Erzählen Sie das doch nicht den Sozialdemokraten, die gegen Hitler und Stalin gekämpft haben. Erzählen Sie das doch nicht einem Sozialdemokraten. Sie sind diejenigen, die versuchen, die Geschichte für sich zu vereinnahmen. Dagegen verwahre ich mich.

(Beifall bei der SPD und den LINKEN – Zuruf der Abg. Uta Windisch, CDU)
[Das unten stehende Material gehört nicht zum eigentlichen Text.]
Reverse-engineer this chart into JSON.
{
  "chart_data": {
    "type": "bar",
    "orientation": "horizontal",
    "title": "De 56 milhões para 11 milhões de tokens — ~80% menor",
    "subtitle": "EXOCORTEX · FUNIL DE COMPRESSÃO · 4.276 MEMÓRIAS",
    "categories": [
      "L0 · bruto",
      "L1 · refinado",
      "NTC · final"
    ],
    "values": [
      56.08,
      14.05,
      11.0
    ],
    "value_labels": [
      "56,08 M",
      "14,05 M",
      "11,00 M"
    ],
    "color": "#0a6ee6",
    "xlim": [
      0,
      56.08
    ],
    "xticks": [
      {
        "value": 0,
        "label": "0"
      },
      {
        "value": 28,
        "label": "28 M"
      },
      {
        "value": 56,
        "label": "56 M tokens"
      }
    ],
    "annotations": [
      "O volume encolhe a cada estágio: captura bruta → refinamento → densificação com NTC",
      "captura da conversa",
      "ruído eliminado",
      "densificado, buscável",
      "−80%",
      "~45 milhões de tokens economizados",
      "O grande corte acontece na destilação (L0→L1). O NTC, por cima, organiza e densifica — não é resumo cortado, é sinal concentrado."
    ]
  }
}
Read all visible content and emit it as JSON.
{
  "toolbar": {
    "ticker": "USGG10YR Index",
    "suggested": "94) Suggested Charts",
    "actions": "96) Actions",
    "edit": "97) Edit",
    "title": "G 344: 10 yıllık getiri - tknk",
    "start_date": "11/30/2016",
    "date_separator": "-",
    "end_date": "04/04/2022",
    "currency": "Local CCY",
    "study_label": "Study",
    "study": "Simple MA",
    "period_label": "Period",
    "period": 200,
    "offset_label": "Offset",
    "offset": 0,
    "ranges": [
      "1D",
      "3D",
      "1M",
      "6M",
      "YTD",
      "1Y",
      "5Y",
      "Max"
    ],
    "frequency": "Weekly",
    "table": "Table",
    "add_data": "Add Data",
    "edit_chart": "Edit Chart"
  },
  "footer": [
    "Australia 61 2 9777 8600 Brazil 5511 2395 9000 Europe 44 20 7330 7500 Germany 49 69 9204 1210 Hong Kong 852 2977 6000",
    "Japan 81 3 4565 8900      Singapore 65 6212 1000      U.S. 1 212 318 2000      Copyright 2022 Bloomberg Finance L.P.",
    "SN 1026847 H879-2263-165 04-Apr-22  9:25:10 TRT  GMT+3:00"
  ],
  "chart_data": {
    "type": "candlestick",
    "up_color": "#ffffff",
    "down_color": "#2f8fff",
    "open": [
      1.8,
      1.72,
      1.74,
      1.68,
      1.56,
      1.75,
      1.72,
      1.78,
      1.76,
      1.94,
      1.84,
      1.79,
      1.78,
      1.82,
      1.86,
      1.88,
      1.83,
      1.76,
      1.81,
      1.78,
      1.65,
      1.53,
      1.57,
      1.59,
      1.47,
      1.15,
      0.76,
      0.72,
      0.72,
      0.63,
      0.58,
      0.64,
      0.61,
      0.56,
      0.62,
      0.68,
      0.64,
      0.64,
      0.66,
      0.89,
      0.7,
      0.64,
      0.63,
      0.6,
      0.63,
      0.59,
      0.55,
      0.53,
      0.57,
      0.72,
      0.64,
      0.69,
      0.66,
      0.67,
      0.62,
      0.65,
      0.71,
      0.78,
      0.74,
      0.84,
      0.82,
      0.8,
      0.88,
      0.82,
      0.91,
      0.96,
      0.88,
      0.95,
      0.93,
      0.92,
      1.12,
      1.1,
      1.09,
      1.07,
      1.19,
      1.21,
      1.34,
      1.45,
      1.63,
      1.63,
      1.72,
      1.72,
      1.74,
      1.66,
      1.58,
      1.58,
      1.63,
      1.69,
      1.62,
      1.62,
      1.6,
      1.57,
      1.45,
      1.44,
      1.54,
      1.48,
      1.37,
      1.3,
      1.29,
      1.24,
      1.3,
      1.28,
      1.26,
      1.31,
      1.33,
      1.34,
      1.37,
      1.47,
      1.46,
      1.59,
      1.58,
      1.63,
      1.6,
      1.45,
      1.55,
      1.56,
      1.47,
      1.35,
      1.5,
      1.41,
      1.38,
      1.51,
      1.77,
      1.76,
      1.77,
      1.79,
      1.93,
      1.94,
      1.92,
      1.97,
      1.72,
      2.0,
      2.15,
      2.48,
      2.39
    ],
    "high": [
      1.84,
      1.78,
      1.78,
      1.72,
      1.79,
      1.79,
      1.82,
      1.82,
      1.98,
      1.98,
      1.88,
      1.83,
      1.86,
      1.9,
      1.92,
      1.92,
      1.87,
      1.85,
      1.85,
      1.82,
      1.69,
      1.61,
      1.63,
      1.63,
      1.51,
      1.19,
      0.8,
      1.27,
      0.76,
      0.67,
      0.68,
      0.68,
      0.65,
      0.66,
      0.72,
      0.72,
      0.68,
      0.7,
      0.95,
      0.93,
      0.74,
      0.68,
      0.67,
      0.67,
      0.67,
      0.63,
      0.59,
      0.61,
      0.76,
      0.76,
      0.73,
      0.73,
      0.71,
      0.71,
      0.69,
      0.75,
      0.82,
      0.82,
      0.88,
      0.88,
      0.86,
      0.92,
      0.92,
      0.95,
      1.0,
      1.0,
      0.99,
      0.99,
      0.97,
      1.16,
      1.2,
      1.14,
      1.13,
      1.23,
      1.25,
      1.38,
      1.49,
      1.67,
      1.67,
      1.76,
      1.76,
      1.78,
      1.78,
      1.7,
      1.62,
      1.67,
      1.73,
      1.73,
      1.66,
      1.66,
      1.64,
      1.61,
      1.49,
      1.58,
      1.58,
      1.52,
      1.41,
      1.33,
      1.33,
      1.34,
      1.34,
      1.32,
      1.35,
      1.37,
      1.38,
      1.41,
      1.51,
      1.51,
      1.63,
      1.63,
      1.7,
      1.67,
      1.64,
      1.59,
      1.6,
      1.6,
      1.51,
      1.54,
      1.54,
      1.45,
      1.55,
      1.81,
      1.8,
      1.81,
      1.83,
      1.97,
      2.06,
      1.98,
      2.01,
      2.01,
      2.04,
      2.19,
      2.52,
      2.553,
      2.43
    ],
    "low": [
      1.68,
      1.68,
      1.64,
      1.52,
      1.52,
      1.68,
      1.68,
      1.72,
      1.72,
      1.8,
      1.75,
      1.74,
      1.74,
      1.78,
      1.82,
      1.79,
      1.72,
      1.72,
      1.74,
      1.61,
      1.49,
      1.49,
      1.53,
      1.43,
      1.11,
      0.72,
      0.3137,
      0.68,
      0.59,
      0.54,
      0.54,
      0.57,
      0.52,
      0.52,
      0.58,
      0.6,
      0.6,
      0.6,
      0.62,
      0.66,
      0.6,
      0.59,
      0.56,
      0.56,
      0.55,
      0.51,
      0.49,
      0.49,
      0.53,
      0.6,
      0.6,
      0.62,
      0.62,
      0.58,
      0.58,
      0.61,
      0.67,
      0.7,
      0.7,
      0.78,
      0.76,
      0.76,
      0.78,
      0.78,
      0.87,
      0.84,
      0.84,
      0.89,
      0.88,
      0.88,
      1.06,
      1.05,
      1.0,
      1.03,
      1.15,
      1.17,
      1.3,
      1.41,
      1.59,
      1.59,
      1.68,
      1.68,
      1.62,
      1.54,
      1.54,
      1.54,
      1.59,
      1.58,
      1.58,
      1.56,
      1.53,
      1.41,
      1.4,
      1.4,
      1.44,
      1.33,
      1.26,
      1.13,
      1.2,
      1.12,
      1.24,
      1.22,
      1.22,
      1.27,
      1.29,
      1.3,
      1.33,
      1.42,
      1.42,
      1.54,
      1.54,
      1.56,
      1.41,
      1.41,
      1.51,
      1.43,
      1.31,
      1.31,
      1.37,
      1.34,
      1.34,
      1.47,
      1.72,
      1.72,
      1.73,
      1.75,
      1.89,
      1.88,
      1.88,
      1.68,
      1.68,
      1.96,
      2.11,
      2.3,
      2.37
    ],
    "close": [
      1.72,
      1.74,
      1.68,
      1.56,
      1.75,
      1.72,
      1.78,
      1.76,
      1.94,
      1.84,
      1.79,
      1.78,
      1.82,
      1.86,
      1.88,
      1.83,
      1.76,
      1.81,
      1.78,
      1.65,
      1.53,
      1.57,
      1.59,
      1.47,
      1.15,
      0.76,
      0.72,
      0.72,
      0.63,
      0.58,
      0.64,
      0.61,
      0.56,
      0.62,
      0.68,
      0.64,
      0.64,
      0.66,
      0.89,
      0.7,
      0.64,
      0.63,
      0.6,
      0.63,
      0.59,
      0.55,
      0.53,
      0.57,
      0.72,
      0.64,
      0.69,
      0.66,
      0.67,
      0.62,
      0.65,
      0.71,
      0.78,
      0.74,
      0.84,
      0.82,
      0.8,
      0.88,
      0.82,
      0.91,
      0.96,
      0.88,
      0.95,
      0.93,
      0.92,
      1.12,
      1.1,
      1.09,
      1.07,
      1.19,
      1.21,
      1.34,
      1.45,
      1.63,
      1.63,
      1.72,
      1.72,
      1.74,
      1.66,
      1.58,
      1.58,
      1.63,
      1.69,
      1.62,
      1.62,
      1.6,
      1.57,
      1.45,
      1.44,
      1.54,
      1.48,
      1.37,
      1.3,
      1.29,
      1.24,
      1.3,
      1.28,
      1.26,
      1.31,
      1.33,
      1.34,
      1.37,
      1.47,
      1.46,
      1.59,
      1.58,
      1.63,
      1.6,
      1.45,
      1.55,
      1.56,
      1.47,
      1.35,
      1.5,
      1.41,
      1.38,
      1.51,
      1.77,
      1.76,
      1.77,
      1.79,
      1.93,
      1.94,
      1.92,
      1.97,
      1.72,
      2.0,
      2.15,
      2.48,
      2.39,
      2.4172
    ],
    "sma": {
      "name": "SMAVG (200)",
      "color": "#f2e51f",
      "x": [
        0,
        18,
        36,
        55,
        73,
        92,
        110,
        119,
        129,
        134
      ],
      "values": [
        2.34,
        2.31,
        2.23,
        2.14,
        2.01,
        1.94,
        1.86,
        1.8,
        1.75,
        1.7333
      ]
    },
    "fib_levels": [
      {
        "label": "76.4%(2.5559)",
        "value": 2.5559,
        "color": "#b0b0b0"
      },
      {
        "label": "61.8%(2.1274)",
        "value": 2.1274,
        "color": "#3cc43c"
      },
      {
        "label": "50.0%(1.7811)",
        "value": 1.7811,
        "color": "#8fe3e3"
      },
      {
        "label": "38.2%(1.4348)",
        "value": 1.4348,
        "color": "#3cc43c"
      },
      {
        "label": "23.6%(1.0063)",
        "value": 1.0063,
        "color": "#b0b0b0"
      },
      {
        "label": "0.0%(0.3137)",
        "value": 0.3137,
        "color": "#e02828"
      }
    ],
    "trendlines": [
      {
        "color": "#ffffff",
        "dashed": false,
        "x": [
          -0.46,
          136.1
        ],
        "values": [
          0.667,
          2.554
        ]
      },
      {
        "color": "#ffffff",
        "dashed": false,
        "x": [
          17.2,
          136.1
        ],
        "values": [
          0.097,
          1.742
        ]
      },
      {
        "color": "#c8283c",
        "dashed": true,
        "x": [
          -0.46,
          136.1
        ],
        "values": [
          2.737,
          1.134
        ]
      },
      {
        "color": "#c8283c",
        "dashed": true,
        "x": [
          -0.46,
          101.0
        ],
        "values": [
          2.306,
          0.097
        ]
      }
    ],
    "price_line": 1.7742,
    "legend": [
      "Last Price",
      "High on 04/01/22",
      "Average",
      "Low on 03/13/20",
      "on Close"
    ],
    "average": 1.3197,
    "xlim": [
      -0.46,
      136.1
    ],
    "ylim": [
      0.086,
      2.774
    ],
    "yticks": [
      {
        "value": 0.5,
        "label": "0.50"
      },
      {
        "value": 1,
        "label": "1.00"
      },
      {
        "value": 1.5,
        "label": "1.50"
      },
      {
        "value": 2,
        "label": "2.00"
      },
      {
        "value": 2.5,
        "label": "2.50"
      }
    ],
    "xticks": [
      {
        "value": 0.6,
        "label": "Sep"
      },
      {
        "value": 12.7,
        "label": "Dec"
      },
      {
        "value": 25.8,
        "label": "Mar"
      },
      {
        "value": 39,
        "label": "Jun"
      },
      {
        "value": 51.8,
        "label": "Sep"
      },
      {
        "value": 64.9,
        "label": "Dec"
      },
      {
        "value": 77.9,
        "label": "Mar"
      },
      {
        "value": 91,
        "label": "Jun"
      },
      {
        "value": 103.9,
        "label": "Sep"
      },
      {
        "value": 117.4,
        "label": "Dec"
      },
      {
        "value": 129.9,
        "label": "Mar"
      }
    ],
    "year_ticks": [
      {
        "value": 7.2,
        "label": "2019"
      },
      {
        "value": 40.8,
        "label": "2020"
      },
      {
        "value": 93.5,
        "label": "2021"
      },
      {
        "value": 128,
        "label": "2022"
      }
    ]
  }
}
Ich finde es wirklich schlimm, das muss ich ehrlich sagen, dass Sie die Geschichtspolitik vereinnahmen wollen. Sie haben in Sachsen schon ein solches Dominanzgehabe. Wenn Sie nun auch noch die Geschichte dominieren wollen, sind Sie komplett auf dem Holzweg. Das muss ich einmal klar sagen.

(Beifall bei der SPD und den LINKEN – Zuruf des Abg. Andreas Storr, NPD)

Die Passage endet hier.